1. ## Proove

I have been working on this for a long time but with no results Could someone please solve this for me.
Thanks
KC

2. Originally Posted by igodspeed

I have been working on this for a long time but with no results Could someone please solve this for me.
Thanks
KC
you need to change to the generalized spherical coordinates, i.e. put $x_1=r \cos \phi_1, \ x_j=r \sin \phi_1 \sin \phi_2 \cdots \sin \phi_{j-1} \cos \phi_j, \ \ 2 \leq j \leq n-2,$ and

$x_{n-1}=r \sin \phi_1 \sin \phi_2 \cdots \sin \phi_{n-2} \cos \theta, \ x_n=r \sin \phi_1 \sin \phi_2 \cdots \sin \phi_{n-2} \sin \theta,$ where $0 \leq \phi_j \leq \pi, \ 0 \leq \theta \leq 2 \pi,$ and $0 \leq r \leq R.$

now find the Jacobian of this transformation and finally using gamma function your multiple integral would be pretty easy to evaluate.

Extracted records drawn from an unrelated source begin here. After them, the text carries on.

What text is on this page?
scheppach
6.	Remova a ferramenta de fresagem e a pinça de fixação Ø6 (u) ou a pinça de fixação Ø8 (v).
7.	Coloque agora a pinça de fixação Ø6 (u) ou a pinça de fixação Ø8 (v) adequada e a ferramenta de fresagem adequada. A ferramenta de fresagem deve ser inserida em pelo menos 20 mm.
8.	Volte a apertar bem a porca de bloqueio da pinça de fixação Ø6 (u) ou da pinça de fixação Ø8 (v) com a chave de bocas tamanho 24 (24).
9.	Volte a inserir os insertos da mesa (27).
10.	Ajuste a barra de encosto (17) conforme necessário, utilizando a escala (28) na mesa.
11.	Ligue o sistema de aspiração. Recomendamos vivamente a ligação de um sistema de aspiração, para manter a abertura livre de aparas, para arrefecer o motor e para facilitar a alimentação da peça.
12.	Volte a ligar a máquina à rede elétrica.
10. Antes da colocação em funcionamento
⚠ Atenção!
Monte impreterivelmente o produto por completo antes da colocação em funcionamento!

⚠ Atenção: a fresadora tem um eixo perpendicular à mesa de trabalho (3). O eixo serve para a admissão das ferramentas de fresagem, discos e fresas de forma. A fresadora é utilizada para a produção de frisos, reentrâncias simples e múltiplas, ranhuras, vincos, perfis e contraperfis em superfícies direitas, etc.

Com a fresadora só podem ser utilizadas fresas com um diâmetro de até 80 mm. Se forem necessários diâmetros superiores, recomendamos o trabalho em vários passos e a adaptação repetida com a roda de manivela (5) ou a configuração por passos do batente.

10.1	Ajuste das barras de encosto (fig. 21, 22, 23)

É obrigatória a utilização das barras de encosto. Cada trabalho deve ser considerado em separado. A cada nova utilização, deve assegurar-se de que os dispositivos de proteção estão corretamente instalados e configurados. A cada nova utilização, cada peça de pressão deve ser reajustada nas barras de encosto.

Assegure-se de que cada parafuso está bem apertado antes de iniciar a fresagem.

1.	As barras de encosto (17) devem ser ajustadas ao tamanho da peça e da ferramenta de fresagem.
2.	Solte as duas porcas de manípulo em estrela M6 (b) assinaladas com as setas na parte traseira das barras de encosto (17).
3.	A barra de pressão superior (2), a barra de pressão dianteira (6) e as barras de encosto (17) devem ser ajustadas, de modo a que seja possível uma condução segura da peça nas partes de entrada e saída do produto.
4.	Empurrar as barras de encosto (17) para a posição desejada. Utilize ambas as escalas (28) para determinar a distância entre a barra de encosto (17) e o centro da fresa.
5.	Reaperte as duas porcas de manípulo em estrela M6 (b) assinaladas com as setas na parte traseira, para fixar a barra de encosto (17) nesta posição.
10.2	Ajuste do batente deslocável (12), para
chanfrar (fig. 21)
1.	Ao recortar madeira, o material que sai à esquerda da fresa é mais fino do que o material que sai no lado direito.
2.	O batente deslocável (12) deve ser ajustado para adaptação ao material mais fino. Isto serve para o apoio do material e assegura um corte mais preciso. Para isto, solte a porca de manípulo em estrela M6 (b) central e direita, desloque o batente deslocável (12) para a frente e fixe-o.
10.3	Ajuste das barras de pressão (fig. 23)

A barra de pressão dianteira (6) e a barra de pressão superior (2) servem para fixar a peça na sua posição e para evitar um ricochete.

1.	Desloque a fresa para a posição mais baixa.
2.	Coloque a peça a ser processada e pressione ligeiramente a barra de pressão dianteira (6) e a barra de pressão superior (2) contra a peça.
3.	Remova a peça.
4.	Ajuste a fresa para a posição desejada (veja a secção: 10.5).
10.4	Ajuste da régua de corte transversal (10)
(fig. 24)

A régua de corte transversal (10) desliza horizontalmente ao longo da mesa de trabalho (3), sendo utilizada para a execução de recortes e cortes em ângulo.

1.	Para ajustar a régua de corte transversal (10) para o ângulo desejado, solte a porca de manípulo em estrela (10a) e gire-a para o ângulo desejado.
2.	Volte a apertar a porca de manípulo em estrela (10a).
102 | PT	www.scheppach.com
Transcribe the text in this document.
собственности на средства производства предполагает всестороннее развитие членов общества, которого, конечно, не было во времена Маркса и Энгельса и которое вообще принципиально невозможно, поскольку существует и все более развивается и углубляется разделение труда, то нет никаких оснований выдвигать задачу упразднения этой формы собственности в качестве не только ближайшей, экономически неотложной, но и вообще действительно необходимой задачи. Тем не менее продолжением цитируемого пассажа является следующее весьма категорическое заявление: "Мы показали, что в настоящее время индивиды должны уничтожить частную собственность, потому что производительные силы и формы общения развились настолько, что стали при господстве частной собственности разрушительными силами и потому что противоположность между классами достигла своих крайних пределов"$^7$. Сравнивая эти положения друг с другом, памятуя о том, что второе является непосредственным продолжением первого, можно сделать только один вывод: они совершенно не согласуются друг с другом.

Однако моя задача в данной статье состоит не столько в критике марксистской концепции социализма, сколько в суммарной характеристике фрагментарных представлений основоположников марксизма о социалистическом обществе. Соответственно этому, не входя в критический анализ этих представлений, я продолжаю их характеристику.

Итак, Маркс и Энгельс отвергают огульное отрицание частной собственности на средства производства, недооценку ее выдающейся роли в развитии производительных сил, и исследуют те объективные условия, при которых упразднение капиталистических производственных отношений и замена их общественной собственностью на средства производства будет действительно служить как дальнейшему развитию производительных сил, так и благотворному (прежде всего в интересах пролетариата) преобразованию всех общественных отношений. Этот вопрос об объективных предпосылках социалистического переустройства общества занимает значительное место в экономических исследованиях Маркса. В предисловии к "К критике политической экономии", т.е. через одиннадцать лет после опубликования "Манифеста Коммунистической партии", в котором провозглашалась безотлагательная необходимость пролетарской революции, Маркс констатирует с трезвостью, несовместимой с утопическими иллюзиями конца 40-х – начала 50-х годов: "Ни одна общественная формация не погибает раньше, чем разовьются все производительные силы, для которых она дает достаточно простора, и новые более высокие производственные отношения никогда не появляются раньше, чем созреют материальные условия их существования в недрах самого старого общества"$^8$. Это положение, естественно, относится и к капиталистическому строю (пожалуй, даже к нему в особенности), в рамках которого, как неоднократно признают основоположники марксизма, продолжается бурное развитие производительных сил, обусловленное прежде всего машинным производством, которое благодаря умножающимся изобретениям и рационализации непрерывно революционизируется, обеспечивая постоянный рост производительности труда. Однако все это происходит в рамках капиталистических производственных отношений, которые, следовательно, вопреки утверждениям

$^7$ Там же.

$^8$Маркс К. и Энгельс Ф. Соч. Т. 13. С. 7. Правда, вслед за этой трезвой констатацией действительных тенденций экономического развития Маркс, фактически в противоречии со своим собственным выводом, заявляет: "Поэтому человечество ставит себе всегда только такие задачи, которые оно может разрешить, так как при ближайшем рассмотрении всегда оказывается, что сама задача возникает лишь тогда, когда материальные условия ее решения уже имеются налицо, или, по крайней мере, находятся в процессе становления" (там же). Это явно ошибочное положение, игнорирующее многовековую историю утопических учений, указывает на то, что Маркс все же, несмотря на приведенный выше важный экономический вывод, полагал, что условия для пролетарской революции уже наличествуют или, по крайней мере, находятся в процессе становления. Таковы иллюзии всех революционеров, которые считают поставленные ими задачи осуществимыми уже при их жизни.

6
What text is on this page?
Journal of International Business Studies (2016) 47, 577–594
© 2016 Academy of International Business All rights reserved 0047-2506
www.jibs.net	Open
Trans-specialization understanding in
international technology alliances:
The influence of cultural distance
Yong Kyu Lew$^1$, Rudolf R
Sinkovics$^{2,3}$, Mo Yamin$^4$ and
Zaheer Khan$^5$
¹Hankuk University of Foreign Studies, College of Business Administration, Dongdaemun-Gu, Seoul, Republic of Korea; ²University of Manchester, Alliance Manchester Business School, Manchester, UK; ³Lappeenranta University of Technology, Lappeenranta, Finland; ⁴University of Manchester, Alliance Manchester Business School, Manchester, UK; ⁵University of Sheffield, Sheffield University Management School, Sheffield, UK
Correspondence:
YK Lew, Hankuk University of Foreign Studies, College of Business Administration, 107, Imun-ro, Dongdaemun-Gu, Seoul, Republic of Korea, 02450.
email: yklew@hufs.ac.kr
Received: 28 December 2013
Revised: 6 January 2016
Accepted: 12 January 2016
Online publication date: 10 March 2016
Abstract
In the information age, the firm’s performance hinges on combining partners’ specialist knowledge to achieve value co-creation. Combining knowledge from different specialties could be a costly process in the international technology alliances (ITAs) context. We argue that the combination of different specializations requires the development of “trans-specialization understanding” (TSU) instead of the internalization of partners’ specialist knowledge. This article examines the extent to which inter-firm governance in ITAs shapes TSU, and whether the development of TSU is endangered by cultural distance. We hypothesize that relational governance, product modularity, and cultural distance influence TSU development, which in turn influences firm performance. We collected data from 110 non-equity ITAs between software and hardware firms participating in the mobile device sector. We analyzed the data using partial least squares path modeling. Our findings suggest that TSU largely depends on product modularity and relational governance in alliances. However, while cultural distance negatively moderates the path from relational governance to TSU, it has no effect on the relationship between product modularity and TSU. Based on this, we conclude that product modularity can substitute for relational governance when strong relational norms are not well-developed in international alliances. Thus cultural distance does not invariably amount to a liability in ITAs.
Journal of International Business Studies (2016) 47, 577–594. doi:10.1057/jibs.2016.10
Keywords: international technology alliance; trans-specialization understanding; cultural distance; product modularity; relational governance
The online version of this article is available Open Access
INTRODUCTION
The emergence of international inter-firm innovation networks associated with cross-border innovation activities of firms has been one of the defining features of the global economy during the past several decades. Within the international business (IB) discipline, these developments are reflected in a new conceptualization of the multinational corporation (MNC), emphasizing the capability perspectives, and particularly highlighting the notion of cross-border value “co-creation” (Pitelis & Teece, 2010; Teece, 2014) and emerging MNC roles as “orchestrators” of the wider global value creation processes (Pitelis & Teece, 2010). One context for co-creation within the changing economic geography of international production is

3. see we did not learn the method that you are referring to, is there another way to solve it?

4. Originally Posted by igodspeed

see we did not learn the method that you are referring to, is there another way to solve it?
there's also an inductive solution. see here.

5. Wow !

I finished this pdf in around 2 hours... That was long (hey I'm still a beginner at creating pdf lol). Tell me if there is any mistake.

I hope this will help ~

Prerequisites : Integral and transformation in $\mathbb{R}^n$, integration by parts, reduction formula for integrals, and being brave

6. Originally Posted by igodspeed
I have been working on this for a long time but with no results Could someone please solve this for me.
Thanks
KC
Thread closed due to OP's habit of deleting posts after getting replies.